There are numerous accounts of each of the members love affairs with older woman which provides an interesting relationship dynamic along the way. Some had interest in the same woman which lead to some infighting while some had some rather pointed remarks about current relationships of the time. One woman in particular would use her wiles to play with the three friends in order to maximize the love she would receive, not worrying about the damage she would cause.
“What he said about pain gave her no pause, or didn’t seem to, but as she got out of the car, after she’d hugged him, she said, at the very last moment, ‘ Hurting you would work for me, I’ll bet your pain is sweet, ‘ then whirled round and scampered into the building’s entrance before he could reply.”
At first, being so young and naive they were expectantly arrogant, brash, brimming with a confidence and a feeling like they could change the world. They felt like big fish in a small pond and eventually would come to realize that they were in fact forcing the city to pull the plug forcing them down the drain. Youssef’s detached observation, Paulo’s thirst for action and accomplishment, and Nayf’s continuous search for life’s meaning gave them their self-confidence to voice things that were bothersome as well as principles that they believed in; much to the chagrin of many powerful people.

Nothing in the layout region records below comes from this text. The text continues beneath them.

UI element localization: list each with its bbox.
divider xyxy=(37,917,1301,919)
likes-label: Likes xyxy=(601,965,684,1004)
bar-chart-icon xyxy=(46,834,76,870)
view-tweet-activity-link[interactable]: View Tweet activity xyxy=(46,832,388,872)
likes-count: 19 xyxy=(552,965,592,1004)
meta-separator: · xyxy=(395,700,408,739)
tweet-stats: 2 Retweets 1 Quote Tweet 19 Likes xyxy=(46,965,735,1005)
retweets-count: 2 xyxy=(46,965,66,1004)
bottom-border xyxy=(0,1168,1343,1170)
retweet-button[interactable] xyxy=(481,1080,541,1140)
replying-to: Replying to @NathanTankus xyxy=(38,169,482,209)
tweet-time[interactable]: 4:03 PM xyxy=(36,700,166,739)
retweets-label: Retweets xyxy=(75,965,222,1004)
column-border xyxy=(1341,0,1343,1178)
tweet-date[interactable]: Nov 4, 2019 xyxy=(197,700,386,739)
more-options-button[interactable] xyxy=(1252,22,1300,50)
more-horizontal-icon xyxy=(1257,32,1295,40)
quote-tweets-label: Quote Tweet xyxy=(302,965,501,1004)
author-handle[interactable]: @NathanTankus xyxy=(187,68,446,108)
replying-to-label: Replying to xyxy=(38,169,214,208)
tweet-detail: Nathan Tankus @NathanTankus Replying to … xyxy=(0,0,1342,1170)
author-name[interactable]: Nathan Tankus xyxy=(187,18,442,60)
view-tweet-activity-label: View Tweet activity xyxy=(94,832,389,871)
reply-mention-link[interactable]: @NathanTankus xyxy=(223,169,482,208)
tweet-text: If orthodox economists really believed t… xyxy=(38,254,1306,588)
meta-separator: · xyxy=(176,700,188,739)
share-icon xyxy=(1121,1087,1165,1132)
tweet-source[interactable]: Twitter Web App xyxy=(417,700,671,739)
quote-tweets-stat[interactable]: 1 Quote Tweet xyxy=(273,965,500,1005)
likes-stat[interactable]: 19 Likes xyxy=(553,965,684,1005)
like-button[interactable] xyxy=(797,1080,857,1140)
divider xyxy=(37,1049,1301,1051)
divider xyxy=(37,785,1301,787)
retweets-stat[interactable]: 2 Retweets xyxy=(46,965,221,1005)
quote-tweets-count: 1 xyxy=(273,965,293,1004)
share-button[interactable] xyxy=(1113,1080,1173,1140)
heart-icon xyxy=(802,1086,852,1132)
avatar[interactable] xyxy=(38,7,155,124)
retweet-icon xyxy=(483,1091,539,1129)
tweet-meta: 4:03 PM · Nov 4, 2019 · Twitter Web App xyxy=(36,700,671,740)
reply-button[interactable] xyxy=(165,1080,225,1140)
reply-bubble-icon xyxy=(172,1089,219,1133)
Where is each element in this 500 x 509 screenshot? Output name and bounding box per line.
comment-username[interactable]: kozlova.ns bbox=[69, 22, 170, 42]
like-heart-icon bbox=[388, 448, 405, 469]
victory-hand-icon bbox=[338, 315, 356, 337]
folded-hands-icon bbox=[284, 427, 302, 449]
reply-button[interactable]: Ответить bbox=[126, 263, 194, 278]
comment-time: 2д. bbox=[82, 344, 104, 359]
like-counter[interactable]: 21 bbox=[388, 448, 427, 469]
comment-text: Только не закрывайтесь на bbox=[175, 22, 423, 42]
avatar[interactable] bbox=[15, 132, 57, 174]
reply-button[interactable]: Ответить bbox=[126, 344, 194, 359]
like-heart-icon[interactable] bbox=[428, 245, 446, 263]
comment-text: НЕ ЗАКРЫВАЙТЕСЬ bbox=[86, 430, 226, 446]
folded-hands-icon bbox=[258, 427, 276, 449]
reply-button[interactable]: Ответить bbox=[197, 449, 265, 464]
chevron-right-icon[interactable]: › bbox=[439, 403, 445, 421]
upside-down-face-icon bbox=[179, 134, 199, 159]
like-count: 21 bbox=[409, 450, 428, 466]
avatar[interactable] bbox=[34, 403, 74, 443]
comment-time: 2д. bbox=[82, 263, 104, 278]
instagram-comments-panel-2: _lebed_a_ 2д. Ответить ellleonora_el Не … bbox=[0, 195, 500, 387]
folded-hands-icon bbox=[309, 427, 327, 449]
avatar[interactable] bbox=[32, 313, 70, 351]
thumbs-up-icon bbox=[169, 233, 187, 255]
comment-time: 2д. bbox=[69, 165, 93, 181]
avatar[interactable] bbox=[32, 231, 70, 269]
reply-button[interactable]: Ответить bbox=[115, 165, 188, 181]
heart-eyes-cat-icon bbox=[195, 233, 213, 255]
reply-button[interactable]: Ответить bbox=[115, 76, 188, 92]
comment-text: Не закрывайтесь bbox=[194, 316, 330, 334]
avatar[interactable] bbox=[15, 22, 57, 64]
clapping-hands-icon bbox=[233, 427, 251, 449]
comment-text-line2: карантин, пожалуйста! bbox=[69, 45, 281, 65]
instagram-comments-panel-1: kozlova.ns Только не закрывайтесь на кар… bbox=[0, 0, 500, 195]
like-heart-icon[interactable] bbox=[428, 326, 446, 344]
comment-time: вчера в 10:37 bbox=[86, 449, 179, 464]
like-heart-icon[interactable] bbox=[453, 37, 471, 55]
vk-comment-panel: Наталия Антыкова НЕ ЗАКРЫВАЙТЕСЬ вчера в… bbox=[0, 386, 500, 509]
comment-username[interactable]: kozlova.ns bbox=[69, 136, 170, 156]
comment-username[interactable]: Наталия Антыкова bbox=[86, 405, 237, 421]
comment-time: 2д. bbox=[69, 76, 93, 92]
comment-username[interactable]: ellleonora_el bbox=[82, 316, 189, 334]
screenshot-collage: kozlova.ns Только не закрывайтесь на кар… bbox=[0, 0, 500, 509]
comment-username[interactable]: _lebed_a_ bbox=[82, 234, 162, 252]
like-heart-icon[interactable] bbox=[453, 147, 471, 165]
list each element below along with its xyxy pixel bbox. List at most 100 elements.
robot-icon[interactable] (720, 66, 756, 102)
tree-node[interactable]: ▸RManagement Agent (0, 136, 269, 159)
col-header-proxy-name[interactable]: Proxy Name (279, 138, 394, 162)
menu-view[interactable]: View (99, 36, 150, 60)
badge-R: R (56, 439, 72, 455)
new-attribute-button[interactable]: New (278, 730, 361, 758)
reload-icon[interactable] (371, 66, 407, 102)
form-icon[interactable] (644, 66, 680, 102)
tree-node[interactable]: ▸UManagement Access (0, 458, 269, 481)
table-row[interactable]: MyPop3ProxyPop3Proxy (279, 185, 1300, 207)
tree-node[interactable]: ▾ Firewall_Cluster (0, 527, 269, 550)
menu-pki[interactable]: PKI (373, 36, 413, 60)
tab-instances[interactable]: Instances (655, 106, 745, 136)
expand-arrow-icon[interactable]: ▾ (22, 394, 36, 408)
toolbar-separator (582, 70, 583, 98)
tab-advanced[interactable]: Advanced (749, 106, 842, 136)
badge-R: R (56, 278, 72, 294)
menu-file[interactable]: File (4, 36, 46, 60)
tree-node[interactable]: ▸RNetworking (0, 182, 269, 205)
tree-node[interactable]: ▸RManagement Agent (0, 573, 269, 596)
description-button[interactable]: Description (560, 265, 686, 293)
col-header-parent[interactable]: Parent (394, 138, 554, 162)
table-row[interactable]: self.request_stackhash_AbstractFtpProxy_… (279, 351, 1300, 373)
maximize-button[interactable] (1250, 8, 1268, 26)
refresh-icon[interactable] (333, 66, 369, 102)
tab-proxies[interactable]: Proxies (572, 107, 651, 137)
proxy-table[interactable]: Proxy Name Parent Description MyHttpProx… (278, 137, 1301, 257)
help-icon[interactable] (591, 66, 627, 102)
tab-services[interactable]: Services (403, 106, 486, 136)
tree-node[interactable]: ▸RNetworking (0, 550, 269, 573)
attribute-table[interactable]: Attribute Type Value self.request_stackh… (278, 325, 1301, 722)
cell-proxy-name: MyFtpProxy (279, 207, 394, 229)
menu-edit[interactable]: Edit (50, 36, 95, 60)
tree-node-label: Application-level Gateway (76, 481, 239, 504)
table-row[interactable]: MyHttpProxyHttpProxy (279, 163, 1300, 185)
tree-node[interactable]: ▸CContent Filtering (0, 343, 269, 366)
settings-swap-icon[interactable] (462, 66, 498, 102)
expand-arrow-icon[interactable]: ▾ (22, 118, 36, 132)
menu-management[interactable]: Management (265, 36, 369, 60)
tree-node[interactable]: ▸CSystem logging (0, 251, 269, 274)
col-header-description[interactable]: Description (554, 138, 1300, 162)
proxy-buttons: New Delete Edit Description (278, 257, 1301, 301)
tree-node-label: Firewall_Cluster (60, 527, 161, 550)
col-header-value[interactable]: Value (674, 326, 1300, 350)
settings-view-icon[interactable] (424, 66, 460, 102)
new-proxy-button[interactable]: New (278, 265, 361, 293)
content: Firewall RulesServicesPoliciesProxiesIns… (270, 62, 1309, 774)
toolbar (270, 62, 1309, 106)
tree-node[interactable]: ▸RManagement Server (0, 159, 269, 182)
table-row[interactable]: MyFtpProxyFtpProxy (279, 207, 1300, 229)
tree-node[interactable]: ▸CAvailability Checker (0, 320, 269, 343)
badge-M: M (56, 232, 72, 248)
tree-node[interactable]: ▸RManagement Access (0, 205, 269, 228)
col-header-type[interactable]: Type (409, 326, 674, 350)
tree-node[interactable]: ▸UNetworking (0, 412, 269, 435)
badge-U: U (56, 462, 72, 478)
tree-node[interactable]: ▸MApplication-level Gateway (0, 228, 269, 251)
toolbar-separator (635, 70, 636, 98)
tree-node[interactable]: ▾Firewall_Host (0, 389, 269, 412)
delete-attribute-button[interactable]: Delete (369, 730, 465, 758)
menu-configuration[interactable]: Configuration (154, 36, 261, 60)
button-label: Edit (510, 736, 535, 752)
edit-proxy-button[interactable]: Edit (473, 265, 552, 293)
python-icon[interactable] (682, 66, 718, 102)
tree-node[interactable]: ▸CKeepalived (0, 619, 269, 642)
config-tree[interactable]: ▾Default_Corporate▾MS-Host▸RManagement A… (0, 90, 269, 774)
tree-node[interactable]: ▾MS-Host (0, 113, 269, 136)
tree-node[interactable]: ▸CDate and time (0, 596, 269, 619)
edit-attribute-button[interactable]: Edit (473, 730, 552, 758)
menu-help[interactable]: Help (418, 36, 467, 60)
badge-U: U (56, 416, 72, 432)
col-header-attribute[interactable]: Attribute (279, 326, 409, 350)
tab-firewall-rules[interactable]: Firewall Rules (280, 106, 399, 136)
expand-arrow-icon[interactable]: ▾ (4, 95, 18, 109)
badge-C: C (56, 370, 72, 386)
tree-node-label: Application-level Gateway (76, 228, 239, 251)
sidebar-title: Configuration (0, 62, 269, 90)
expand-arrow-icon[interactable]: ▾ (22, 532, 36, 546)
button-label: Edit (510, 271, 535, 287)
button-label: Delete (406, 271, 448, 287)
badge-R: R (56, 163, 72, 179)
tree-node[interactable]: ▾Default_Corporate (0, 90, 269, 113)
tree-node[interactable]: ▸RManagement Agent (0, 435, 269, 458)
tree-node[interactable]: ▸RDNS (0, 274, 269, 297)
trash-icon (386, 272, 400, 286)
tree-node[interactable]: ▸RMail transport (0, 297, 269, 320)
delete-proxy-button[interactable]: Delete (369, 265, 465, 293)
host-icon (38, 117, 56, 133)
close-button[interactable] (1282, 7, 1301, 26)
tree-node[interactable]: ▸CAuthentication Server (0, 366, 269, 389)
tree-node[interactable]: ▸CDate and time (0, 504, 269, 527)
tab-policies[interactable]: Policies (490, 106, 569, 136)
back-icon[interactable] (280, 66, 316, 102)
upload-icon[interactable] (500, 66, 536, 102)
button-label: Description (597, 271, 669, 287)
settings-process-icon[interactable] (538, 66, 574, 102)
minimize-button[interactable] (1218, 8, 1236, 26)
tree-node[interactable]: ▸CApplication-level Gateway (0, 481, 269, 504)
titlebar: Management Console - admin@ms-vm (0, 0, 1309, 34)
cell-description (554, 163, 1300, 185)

I am not going to pussy-foot around, this book was extremely difficult. The author goes back and forth in time to monumental moments in each characters lives which makes it hard to keep up and even stay afloat. At times I wanted to give up and just drown but I felt like I owed it to myself and the author to see it to the end. However; I am not sure I grasped everything the author had intended me too. This book will not be for everyone, it delves deep into the mindset of an artist with all of their complexities, insecurities, successes, as well as their struggles. If you are in for a challenge and a trip inside the minds of an artist, then give this a go. If you are against using household pharmaceuticals to remedy common ailments then I suggest staying away from this one.
“I am Youssef, Gear Knob, anyone you please: the founding member of the Group for Secret Egyptian Poetry. And what is certain is that with these words, written in a future that dangled down from the mid-nineties on, I end the first document in the file called Crocodiles.”